In questo modo è possibile orientare il lavoro alla massima prestazione possibile, dai lavori di contabilità in ufficio al controllo dei biglietti con apparecchi elettronici (pensiamo a Swisscard) sino alle gestione del traffico ferroviario. Valori al di sotto della media possono così portare ad una prestazione «insufficiente», rispettivamente questi dati possono servire da base per «ottimizzare» il fabbisogno di posti di lavoro.

Protezione dei dati e sicurezza

Gli impianti di sicurezza e le locomotive sono da tempo confrontati con le registrazioni di dati. Questo processo permette di ricostruire con precisione gli avvenimenti e i comportamenti degli interessati per stabilire le cause di determinati eventi. Il progresso tecnologico permette tuttavia di incrementare continuamente la quantità e la precisione dei dati registrati.

Nelle odierne centrali d’esercizio e nella cabine delle locomotive viene registrata ogni manipolazione e questi dati vengono conservati per un certo periodo a disposizione del servizio d’inchiesta svizzero sulla sicurezza (SISI). Considerate le implicazioni giuridiche di un incidente e la necessità di accertare eventuali lacune di sicurezza per evitare altri incidenti simili, questo procedimento è senz’altro appropriato e necessario.

Però nemmeno in questi settori rilevanti per la sicurezza è possibile superare i limiti nella sorveglianza dei dipendenti sul posto di lavoro previsti dalla legislazione sulla protezione dei dati e dall’articolo 26 dell’ordinanza 3 alla legge sul lavoro (vedi riquadro).

Non è di conseguenza ammissibile che un datore di lavoro consulti dati registrati su di un ampio arco di tempo non in relazione con un evento particolare solo per giudicare la prestazione o il comportamento delle collaboratrici o dei collaboratori.

La consapevolezza dei capimovimento e dei macchinisti che tutte le loro azioni vengono registrate non dà al datore di lavoro il diritto di consultare questi dati per altri scopi, come la valutazione personale. 

Markus Fischer/Hes

Articolo 26 dell’ordinanza 3 concernente la LL

Sorveglianza dei lavoratori

1 Non è ammessa l’applicazione di sistemi di sorveglianza e di controllo del comportamento dei lavoratori sul posto di lavoro.

2 I sistemi di sorveglianza o di controllo, se sono necessari per altre ragioni, devono essere concepiti e disposti in modo da non pregiudicare la salute e la libertà di movimento dei lavoratori.

Spiegazioni:

il comportamento e il rendimento sono spesso interdipendenti.
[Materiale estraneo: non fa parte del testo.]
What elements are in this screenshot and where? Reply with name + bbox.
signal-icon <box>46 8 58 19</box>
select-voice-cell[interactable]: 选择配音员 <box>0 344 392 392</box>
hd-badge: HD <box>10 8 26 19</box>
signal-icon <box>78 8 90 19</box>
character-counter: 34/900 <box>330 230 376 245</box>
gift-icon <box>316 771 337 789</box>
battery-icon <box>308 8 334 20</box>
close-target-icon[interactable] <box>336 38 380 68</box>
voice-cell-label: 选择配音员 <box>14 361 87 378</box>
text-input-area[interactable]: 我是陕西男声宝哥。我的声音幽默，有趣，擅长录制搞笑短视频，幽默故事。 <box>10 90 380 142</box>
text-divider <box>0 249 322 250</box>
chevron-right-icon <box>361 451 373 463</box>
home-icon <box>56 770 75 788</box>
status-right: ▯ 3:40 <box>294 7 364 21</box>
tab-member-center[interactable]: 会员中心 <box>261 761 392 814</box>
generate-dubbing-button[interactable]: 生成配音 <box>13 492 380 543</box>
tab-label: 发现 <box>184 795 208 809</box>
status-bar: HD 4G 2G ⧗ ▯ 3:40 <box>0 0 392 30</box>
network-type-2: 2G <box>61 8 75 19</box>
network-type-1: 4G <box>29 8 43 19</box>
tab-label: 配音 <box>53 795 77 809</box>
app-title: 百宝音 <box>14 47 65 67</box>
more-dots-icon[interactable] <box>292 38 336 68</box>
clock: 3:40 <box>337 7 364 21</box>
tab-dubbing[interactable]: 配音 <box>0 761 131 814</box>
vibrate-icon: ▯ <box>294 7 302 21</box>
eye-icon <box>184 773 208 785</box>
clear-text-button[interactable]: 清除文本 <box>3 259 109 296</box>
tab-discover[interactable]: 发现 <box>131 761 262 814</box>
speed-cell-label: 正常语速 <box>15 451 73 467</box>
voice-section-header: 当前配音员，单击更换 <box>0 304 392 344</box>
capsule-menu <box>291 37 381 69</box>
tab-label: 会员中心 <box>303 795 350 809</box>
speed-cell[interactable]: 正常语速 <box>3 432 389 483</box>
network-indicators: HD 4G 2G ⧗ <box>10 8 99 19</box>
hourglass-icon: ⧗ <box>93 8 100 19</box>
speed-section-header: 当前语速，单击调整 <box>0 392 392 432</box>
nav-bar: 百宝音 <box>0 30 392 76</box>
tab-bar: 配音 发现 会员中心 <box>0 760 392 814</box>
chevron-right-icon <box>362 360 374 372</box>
Di conseguenza una netta demarcazione tra la sorveglianza (permessa) del rendimento o della sicurezza e la sorveglianza (non permessa) del comportamento è in molti casi estremamente difficile o addirittura impossibile.

Per stabilire se un sistema di sorveglianza o di controllo è ammissibile occorre esaminare se sono presenti le tre condizioni seguenti:

  • esistenza di un chiaro interesse preponderante diverso dalla sorveglianza del comportamento dei lavoratori (ad es. sicurezza del personale, dell’azienda oppure ottimizzazione della produzione);
  • proporzionalità tra l’interesse del datore di lavoro alla sorveglianza e l’interesse dei lavoratori a non essere sorvegliati;
  • partecipazione dei lavoratori alla pianificazione, l’installazione e l’impiego dei sistemi di sorveglianza e di controllo nonché la durata di conservazione dei dati raccolti.

Bisogna inoltre assicurare il rispetto delle norme penali e di protezione dei dati.